On the technical side, there is a lot to consider if you are exploring CI for the first time: federated data centers; stateless architectures that allow resources to be de-coupled from the hardware, firmware and network so that applications, compute and storage are free to be consumed in an as-needed fashion without anyone having to provision them; single-pane-of-glass management consoles; lots of automation to build out a truly hands-off environment; service catalogs so users can pick and choose services a la carte; re-engineering your existing apps to run in a CI/pooled environment; … etc., etc.

The list is long and, for the most part, made up of highly technical decisions best debated by your IT guys. But there are also some very common sense things you can do like deciding ahead of time what application — ERP, CRM, HRM, supply chain, etc. — will benefit the most from being migrated onto a CI. This gives you a solid starting point from which you can begin to visualize how this new world of pooled resources will be used by and benefit the company.

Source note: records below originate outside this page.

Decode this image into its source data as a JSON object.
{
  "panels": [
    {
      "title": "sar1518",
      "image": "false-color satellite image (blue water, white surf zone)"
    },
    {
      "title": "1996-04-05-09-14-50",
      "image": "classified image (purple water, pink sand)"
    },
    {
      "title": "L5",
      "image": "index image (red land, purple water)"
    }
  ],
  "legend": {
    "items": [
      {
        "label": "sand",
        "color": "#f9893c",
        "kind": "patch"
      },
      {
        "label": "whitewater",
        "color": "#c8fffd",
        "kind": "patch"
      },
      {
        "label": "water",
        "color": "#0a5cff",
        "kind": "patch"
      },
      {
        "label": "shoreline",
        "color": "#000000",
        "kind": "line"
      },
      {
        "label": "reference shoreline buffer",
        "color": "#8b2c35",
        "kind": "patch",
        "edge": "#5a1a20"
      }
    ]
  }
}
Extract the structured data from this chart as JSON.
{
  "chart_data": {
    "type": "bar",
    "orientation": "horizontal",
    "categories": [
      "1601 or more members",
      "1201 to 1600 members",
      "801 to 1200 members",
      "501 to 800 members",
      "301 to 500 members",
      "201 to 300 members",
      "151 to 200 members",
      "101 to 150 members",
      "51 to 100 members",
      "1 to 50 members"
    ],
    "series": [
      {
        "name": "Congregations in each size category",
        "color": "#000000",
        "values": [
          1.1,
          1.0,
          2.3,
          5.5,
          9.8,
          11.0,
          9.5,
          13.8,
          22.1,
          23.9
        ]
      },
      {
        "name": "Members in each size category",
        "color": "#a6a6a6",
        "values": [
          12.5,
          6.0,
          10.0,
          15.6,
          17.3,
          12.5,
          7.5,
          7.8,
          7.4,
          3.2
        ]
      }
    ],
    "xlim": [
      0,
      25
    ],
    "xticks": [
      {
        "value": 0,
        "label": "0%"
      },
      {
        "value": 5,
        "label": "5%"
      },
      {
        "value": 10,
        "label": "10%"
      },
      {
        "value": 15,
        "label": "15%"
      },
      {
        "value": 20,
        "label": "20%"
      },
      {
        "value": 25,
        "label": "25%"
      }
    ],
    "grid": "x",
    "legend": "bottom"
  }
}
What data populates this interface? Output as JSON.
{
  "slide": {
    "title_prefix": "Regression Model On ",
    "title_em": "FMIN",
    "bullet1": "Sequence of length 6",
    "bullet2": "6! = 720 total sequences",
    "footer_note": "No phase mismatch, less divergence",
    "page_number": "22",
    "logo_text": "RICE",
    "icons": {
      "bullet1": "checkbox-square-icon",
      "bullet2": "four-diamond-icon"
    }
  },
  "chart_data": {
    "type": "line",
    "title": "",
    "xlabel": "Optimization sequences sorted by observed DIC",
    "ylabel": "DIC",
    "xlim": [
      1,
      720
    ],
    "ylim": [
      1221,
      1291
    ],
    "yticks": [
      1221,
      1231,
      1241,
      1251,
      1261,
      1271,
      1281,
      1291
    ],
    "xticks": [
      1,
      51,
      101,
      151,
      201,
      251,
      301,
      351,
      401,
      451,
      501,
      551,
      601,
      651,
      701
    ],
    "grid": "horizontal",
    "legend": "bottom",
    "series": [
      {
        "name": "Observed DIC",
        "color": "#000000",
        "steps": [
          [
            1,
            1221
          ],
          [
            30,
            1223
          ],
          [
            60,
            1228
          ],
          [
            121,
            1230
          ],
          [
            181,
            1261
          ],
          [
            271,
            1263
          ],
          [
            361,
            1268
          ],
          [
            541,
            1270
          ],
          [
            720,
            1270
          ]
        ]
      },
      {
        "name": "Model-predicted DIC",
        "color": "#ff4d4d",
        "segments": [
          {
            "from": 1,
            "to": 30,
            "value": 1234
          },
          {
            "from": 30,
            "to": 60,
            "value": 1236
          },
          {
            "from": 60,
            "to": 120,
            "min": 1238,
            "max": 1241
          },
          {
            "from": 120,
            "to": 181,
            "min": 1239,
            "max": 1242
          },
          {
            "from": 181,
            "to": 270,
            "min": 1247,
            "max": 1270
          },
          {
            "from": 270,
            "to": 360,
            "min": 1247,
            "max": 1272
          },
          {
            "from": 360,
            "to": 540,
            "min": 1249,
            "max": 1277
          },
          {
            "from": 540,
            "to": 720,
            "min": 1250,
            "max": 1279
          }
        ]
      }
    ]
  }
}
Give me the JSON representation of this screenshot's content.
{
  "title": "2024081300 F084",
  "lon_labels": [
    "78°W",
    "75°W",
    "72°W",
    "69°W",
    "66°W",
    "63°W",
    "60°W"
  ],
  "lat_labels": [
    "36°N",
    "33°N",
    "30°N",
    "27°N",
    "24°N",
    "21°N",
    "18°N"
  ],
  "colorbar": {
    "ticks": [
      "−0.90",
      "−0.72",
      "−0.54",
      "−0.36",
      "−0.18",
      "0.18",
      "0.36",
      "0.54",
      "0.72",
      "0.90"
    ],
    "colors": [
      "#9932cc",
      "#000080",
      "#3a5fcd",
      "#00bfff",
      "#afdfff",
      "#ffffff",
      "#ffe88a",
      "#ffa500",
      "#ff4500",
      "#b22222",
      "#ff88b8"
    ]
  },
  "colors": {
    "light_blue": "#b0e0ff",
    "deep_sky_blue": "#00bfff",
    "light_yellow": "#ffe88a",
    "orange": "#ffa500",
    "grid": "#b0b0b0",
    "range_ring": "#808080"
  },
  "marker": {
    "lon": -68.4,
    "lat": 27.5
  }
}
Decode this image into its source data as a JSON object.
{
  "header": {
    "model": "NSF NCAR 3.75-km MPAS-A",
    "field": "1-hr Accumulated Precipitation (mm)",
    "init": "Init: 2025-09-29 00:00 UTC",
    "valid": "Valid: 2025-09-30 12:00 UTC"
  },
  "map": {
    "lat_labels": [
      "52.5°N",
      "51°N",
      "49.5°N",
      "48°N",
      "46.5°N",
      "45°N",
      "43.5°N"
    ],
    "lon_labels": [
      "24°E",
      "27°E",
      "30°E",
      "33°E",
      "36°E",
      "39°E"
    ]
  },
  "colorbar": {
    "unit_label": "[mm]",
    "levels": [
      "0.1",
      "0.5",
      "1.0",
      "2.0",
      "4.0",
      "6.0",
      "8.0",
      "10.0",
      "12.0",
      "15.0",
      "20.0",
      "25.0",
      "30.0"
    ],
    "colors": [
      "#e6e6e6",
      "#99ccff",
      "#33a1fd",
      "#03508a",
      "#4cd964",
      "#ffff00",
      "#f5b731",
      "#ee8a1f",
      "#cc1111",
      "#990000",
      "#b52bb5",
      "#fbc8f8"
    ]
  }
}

You can also look at green-field opportunities; areas in the company that are slated for a technology refresh or where a new technology like virtual desktop (VDI) is being rolled out. Implementing CI here allows you to kill two birds with one stone and can serve as a proof-of-concept install that will highlight the pros and cons of any further CI investments. This also gives you the opportunity to test out vendor reference architectures for various mission-critical apps like SAP or Siebel. Reference architectures are critical aspects of any successful CI roll out.

Adopting CI also means you will have to start thinking of IT in terms of services rather than functions. Decoupling applications from the underlying infrastructure so they can be consumed on-demand requires that IT also adopt a service catalog mentality. This means they should probably look into repeatable frameworks like ITIL or CoBIT. Service catalog is just one of the many steps to achieving a maturity level inside of IT that will allow CI to be deployed and ROI obtained. CoBIT is also a similar framework to ITIL that can help ensure your internal processes are up to speed for CI.

But all of these technical considerations aside, getting away from the old siloed way of thinking may be one of your biggest challenges. Many line of business owners will be reticent to share their computing power for fear these valuable resources will be compromised when they need them. It is getting people to realize that flexibility, scale, ROI, agility, and availability will only be achieve by embracing a new technology architecture that utilizes all available assets all of the time. The new world order businesses must compete in today demands nothing less.